At the same time, the league is contending with stagnant registration numbers. A couple of years ago, Hockey Canada and the sports equipment company Bauer asked non–hockey playing families why they didn’t have their children in the sport, and the top four reasons were: it was too time consuming, it was too dangerous, it was too expensive, and most notably and sadly, it just wasn’t any fun. There are predictions that in the next 10 years, 200,000 fewer children in this country might be playing hockey. In an attempt to build enrolment, the GTHL is running pilot programs in Scarborough as part of a national initiative to attract new players by offering them comprehensive instruction and a full set of equipment for a nominal fee.

For hockey patriots, it’s unimaginable that the source of our national athletic pride requires a recruitment campaign for children. But that’s what happens when the sport is no longer allowed to be just a game.

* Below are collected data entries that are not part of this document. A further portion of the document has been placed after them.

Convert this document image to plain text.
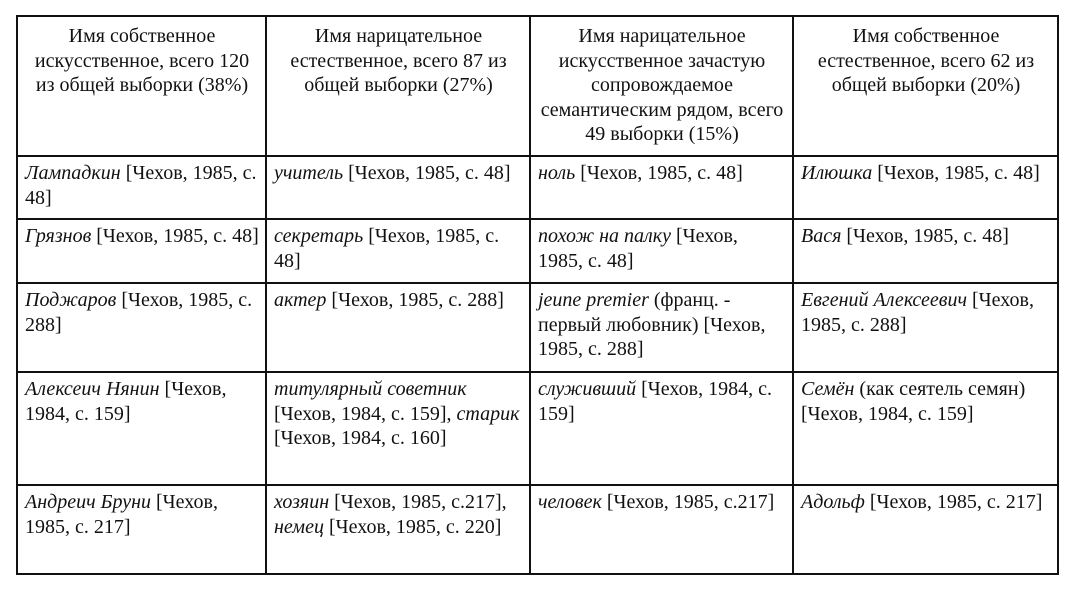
Имя собственное искусственное, всего 120 из общей выборки (38%)	Имя нарицательное естественное, всего 87 из общей выборки (27%)	Имя нарицательное искусственное зачастую сопровождаемое семантическим рядом, всего 49 выборки (15%)	Имя собственное естественное, всего 62 из общей выборки (20%)
Лампадкин [Чехов, 1985, с. 48]	учитель [Чехов, 1985, с. 48]	ноль [Чехов, 1985, с. 48]	Илюшка [Чехов, 1985, с. 48]
Грязнов [Чехов, 1985, с. 48]	секретарь [Чехов, 1985, с. 48]	похож на палку [Чехов, 1985, с. 48]	Вася [Чехов, 1985, с. 48]
Поджаров [Чехов, 1985, с. 288]	актер [Чехов, 1985, с. 288]	jeune premier (франц. - первый любовник) [Чехов, 1985, с. 288]	Евгений Алексеевич [Чехов, 1985, с. 288]
Алексеич Нянин [Чехов, 1984, с. 159]	титулярный советник [Чехов, 1984, с. 159], старик [Чехов, 1984, с. 160]	служивший [Чехов, 1984, с. 159]	Семён (как сеятель семян) [Чехов, 1984, с. 159]
Андреич Бруни [Чехов, 1985, с. 217]	хозяин [Чехов, 1985, с.217], немец [Чехов, 1985, с. 220]	человек [Чехов, 1985, с.217]	Адольф [Чехов, 1985, с. 217]
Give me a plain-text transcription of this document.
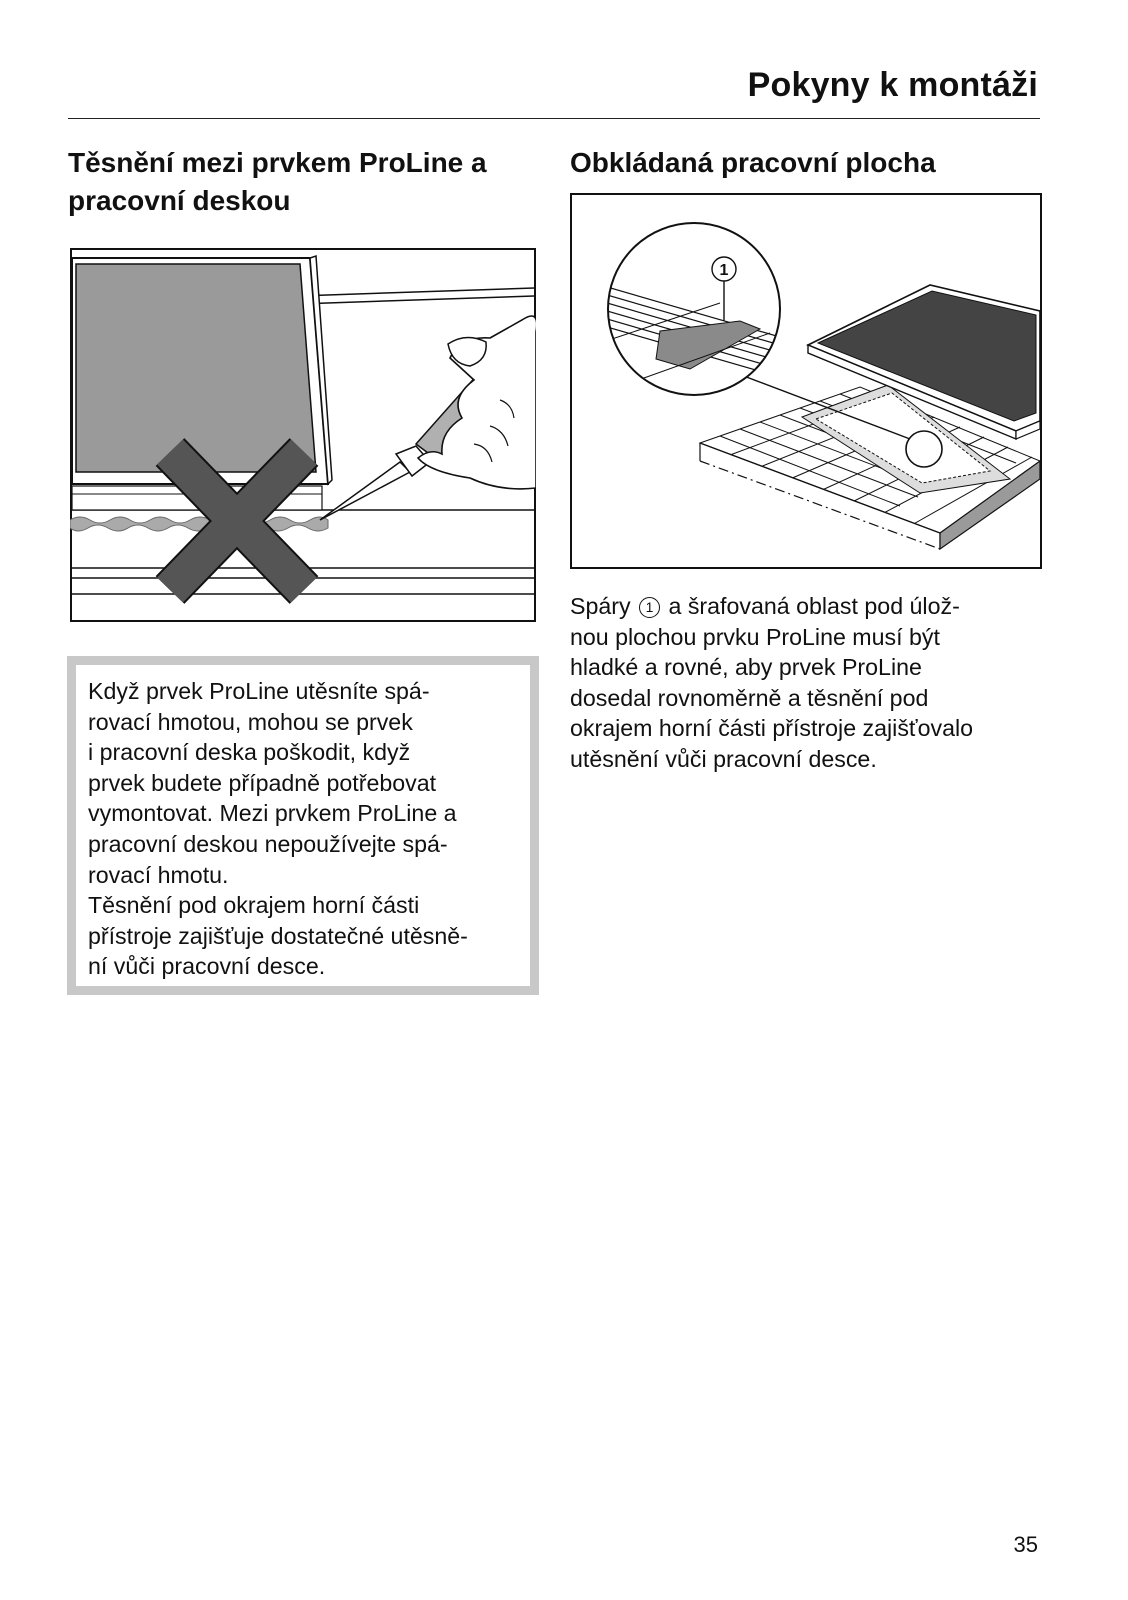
Pokyny k montáži
Těsnění mezi prvkem ProLine a
pracovní deskou
Obkládaná pracovní plocha
1

Když prvek ProLine utěsníte spá-
rovací hmotou, mohou se prvek
i pracovní deska poškodit, když
prvek budete případně potřebovat
vymontovat. Mezi prvkem ProLine a
pracovní deskou nepoužívejte spá-
rovací hmotu.
Těsnění pod okrajem horní části
přístroje zajišťuje dostatečné utěsně-
ní vůči pracovní desce.

Spáry 1 a šrafovaná oblast pod úlož-
nou plochou prvku ProLine musí být
hladké a rovné, aby prvek ProLine
dosedal rovnoměrně a těsnění pod
okrajem horní části přístroje zajišťovalo
utěsnění vůči pracovní desce.

35
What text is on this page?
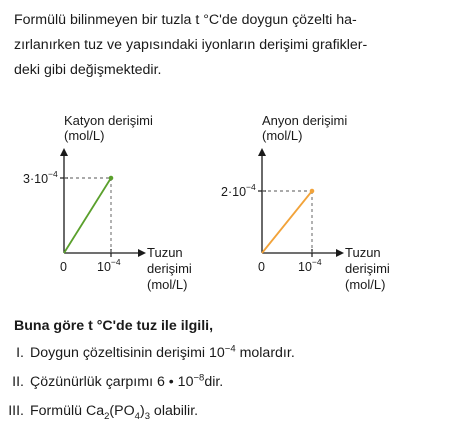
Formülü bilinmeyen bir tuzla t °C'de doygun çözelti ha-
zırlanırken tuz ve yapısındaki iyonların derişimi grafikler-
deki gibi değişmektedir.
Katyon derişimi
(mol/L)
$3\cdot 10^{-4}$
0 $10^{-4}$
Tuzun
derişimi
(mol/L)
Anyon derişimi
(mol/L)
$2\cdot 10^{-4}$
0	$10^{-4}$
Tuzun
derişimi
(mol/L)
Buna göre t °C'de tuz ile ilgili,
I. Doygun çözeltisinin derişimi $10^{-4}$ molardır.
II. Çözünürlük çarpımı 6 • $10^{-8}dir$.
III. Formülü $Ca_2(PO_4)_3$ olabilir.
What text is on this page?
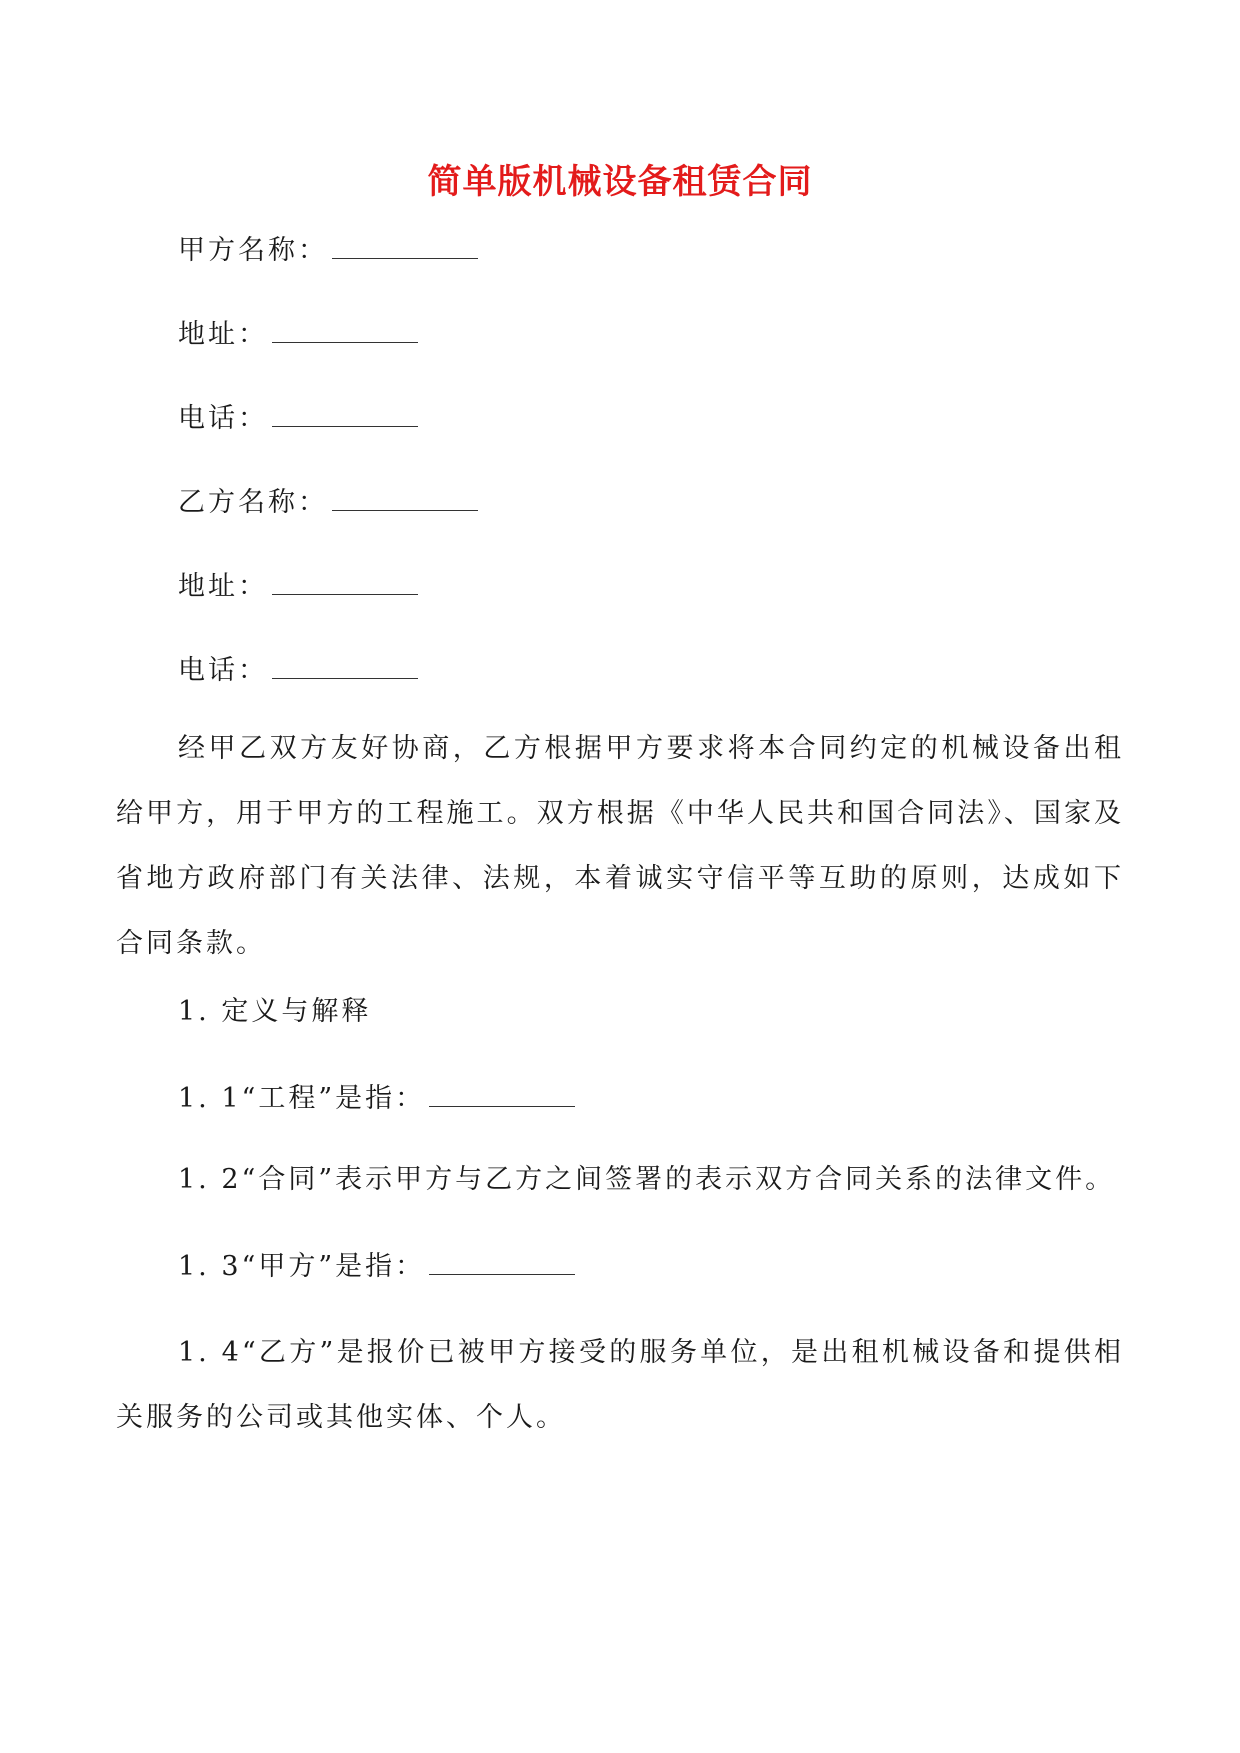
简单版机械设备租赁合同
甲方名称：
地址：
电话：
乙方名称：
地址：
电话：
经甲乙双方友好协商，乙方根据甲方要求将本合同约定的机械设备出租给甲方，用于甲方的工程施工。双方根据《中华人民共和国合同法》、国家及省地方政府部门有关法律、法规，本着诚实守信平等互助的原则，达成如下合同条款。
1. 定义与解释
1. 1“工程”是指：
1. 2“合同”表示甲方与乙方之间签署的表示双方合同关系的法律文件。
1. 3“甲方”是指：
1. 4“乙方”是报价已被甲方接受的服务单位，是出租机械设备和提供相关服务的公司或其他实体、个人。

Which isn’t to say it can’t be fun—if we let it be. I once asked my son why he liked hockey, and he looked at me as if I had just wondered what the big deal was with oxygen and sunlight. “It’s hockey,” he said. “I don’t like it. I love it.” The game has been the making of him: it’s given him friends, focus and discipline, a source of self-expression, and immeasurable moments of joy. And for all my reservations, I have those moments, too. My son will never, ever be the next Phil Kessel or Patrick Kane, but when he has a gorgeous breakaway or comforts his goalie with a helmet pat or throws himself onto a team pileup after a hard-fought win, the wave of pride and love is as great as if he were hoisting the Stanley Cup.